DGD Working Capital Needs and Operational Hiccups
Darling contributed around $190 million of short‑term working capital to DGD in the quarter, with management expecting most or all of that cash to return over time. DGD also faced a temporary shutdown at Port Arthur, briefly disrupting the supply chain but not altering management’s positive outlook for the platform.
Sequential Dip in Core Ingredients
Despite strong year‑over‑year gains, core ingredients EBITDA slipped from roughly $278 million in Q4 2025 to about $256 million in Q1 2026. Management framed this as normal variability rather than a structural issue, pointing investors instead to the improving annual trend and Q2 guidance.
Commodity and Accounting Volatility
The company remains exposed to swings in feedstock and fat prices, as well as the impacts of LIFO inventory accounting and hedge timing. The finance team cautioned that the pace of future LIFO gains or losses will depend on average input costs and hedging outcomes, which can shift earnings between quarters.

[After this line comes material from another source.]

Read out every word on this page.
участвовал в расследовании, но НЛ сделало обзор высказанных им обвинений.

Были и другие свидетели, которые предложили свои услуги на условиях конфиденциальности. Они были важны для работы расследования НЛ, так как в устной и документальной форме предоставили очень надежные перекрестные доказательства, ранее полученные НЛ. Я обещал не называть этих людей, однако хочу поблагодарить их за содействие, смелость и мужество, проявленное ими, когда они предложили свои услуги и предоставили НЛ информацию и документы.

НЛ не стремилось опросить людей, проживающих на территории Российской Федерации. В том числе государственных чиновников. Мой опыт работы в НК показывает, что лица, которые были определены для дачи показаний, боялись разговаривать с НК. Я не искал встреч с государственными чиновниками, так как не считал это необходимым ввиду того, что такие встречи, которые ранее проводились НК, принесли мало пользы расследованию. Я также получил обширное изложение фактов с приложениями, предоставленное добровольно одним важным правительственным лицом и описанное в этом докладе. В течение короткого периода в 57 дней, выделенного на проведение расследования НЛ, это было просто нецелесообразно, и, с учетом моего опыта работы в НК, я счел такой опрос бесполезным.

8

Food Margin Compression Despite Growth
While food sales and EBITDA increased, segment gross margin edged down to 28.9% from 29.3% a year earlier. The slight compression suggests mix, input costs, or pricing dynamics are offsetting some scale benefits, a factor investors may watch as the collagen franchise expands.
Uncertain Timing for Asset Sales
Darling’s divestiture program is progressing but remains subject to regulatory and permitting approvals, particularly for grease‑trap related assets. As a result, the timing and size of expected proceeds are not yet firm, adding some uncertainty to the company’s deleveraging and capital allocation timeline.
Structural Limits on Fat Supply Growth
Management reminded investors that the North American cattle herd remains at a roughly 75‑year low, reducing the availability of red‑meat fat feedstock. With a growing mix of poultry, which yields less fat per animal, upside from fat volumes is structurally constrained compared with prior cycles.
Guidance and Outlook Point to Further Gains
For Q2, Darling guided core ingredients adjusted EBITDA to $260–$275 million and expects DGD volumes to rise to about 320 million gallons, with stronger DGD results than in Q1. Management is targeting continued EBITDA growth, better cash generation, and debt reduction toward roughly $3 billion, while maintaining an effective tax rate around 25% and modest cash taxes for the rest of 2026.
Darling Ingredients’ earnings call painted the picture of a company back on offense, with earnings and margins moving higher and renewable fuels providing powerful leverage. Investors still need to weigh leverage, commodity risk, and the non‑recurring nature of some benefits, but the underlying trajectory through Q2 and beyond appears firmly positive.